India's Higher Education Department Integrates Indigenous Knowledge Systems into Governance Frameworks
Original framing: “Higher Education Department Hosts IKS Dialogue to Drive Future-Ready Governance” — bing news
The original framing omits the voices of Indigenous communities who are the custodians of IKS. It also lacks historical context on how colonial education systems erased traditional knowledge and fails to address the power imbalances in knowledge production. Marginalized perspectives on how IKS can be governed ethically and sustainably are largely absent.
High structural omission detected in mainstream coverage.
This narrative is produced by the Indian Higher Education Department and reported by DevDiscourse, a media platform with a focus on development and policy. The framing serves the agenda of modernizing governance through IKS while obscuring the historical marginalization of Indigenous knowledge. It also risks co-opting traditional systems into bureaucratic frameworks without empowering Indigenous communities.

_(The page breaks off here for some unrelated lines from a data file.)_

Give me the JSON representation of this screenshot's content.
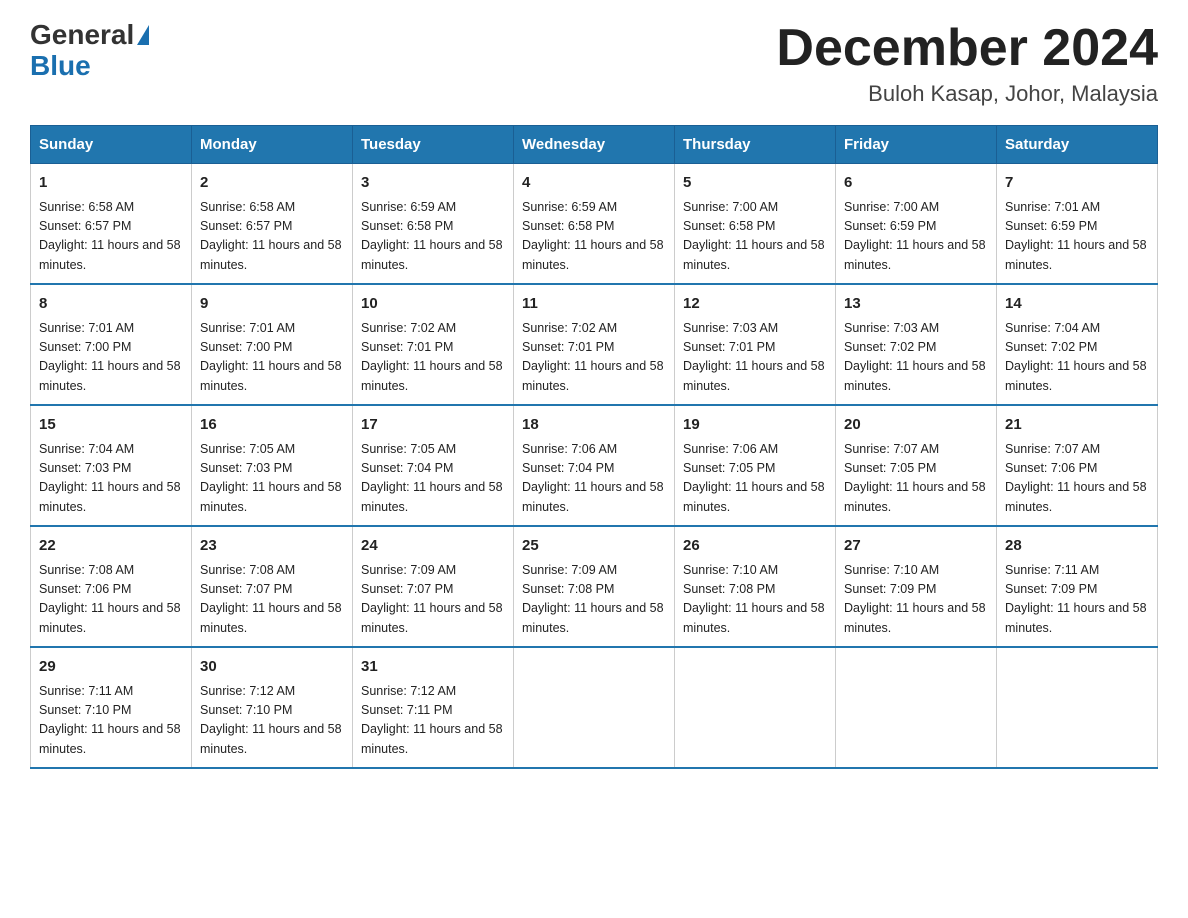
{
  "header": {
    "logo_general": "General",
    "logo_blue": "Blue",
    "title": "December 2024",
    "subtitle": "Buloh Kasap, Johor, Malaysia"
  },
  "days_of_week": [
    "Sunday",
    "Monday",
    "Tuesday",
    "Wednesday",
    "Thursday",
    "Friday",
    "Saturday"
  ],
  "weeks": [
    [
      {
        "day": "1",
        "sunrise": "6:58 AM",
        "sunset": "6:57 PM",
        "daylight": "11 hours and 58 minutes."
      },
      {
        "day": "2",
        "sunrise": "6:58 AM",
        "sunset": "6:57 PM",
        "daylight": "11 hours and 58 minutes."
      },
      {
        "day": "3",
        "sunrise": "6:59 AM",
        "sunset": "6:58 PM",
        "daylight": "11 hours and 58 minutes."
      },
      {
        "day": "4",
        "sunrise": "6:59 AM",
        "sunset": "6:58 PM",
        "daylight": "11 hours and 58 minutes."
      },
      {
        "day": "5",
        "sunrise": "7:00 AM",
        "sunset": "6:58 PM",
        "daylight": "11 hours and 58 minutes."
      },
      {
        "day": "6",
        "sunrise": "7:00 AM",
        "sunset": "6:59 PM",
        "daylight": "11 hours and 58 minutes."
      },
      {
        "day": "7",
        "sunrise": "7:01 AM",
        "sunset": "6:59 PM",
        "daylight": "11 hours and 58 minutes."
      }
    ],
    [
      {
        "day": "8",
        "sunrise": "7:01 AM",
        "sunset": "7:00 PM",
        "daylight": "11 hours and 58 minutes."
      },
      {
        "day": "9",
        "sunrise": "7:01 AM",
        "sunset": "7:00 PM",
        "daylight": "11 hours and 58 minutes."
      },
      {
        "day": "10",
        "sunrise": "7:02 AM",
        "sunset": "7:01 PM",
        "daylight": "11 hours and 58 minutes."
      },
      {
        "day": "11",
        "sunrise": "7:02 AM",
        "sunset": "7:01 PM",
        "daylight": "11 hours and 58 minutes."
      },
      {
        "day": "12",
        "sunrise": "7:03 AM",
        "sunset": "7:01 PM",
        "daylight": "11 hours and 58 minutes."
      },
      {
        "day": "13",
        "sunrise": "7:03 AM",
        "sunset": "7:02 PM",
        "daylight": "11 hours and 58 minutes."
      },
      {
        "day": "14",
        "sunrise": "7:04 AM",
        "sunset": "7:02 PM",
        "daylight": "11 hours and 58 minutes."
      }
    ],
    [
      {
        "day": "15",
        "sunrise": "7:04 AM",
        "sunset": "7:03 PM",
        "daylight": "11 hours and 58 minutes."
      },
      {
        "day": "16",
        "sunrise": "7:05 AM",
        "sunset": "7:03 PM",
        "daylight": "11 hours and 58 minutes."
      },
      {
        "day": "17",
        "sunrise": "7:05 AM",
        "sunset": "7:04 PM",
        "daylight": "11 hours and 58 minutes."
      },
      {
        "day": "18",
        "sunrise": "7:06 AM",
        "sunset": "7:04 PM",
        "daylight": "11 hours and 58 minutes."
      },
      {
        "day": "19",
        "sunrise": "7:06 AM",
        "sunset": "7:05 PM",
        "daylight": "11 hours and 58 minutes."
      },
      {
        "day": "20",
        "sunrise": "7:07 AM",
        "sunset": "7:05 PM",
        "daylight": "11 hours and 58 minutes."
      },
      {
        "day": "21",
        "sunrise": "7:07 AM",
        "sunset": "7:06 PM",
        "daylight": "11 hours and 58 minutes."
      }
    ],
    [
      {
        "day": "22",
        "sunrise": "7:08 AM",
        "sunset": "7:06 PM",
        "daylight": "11 hours and 58 minutes."
      },
      {
        "day": "23",
        "sunrise": "7:08 AM",
        "sunset": "7:07 PM",
        "daylight": "11 hours and 58 minutes."
      },
      {
        "day": "24",
        "sunrise": "7:09 AM",
        "sunset": "7:07 PM",
        "daylight": "11 hours and 58 minutes."
      },
      {
        "day": "25",
        "sunrise": "7:09 AM",
        "sunset": "7:08 PM",
        "daylight": "11 hours and 58 minutes."
      },
      {
        "day": "26",
        "sunrise": "7:10 AM",
        "sunset": "7:08 PM",
        "daylight": "11 hours and 58 minutes."
      },
      {
        "day": "27",
        "sunrise": "7:10 AM",
        "sunset": "7:09 PM",
        "daylight": "11 hours and 58 minutes."
      },
      {
        "day": "28",
        "sunrise": "7:11 AM",
        "sunset": "7:09 PM",
        "daylight": "11 hours and 58 minutes."
      }
    ],
    [
      {
        "day": "29",
        "sunrise": "7:11 AM",
        "sunset": "7:10 PM",
        "daylight": "11 hours and 58 minutes."
      },
      {
        "day": "30",
        "sunrise": "7:12 AM",
        "sunset": "7:10 PM",
        "daylight": "11 hours and 58 minutes."
      },
      {
        "day": "31",
        "sunrise": "7:12 AM",
        "sunset": "7:11 PM",
        "daylight": "11 hours and 58 minutes."
      },
      null,
      null,
      null,
      null
    ]
  ]
}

Indigenous communities in India, such as the Adivasi, have long maintained knowledge systems that are holistic, context-specific, and deeply rooted in ecological sustainability. Their participation in policy design is essential to ensure that IKS are not merely tokenized but actively integrated into governance.
The integration of Indigenous Knowledge Systems into Indian governance represents a systemic shift toward decolonizing education and policy-making.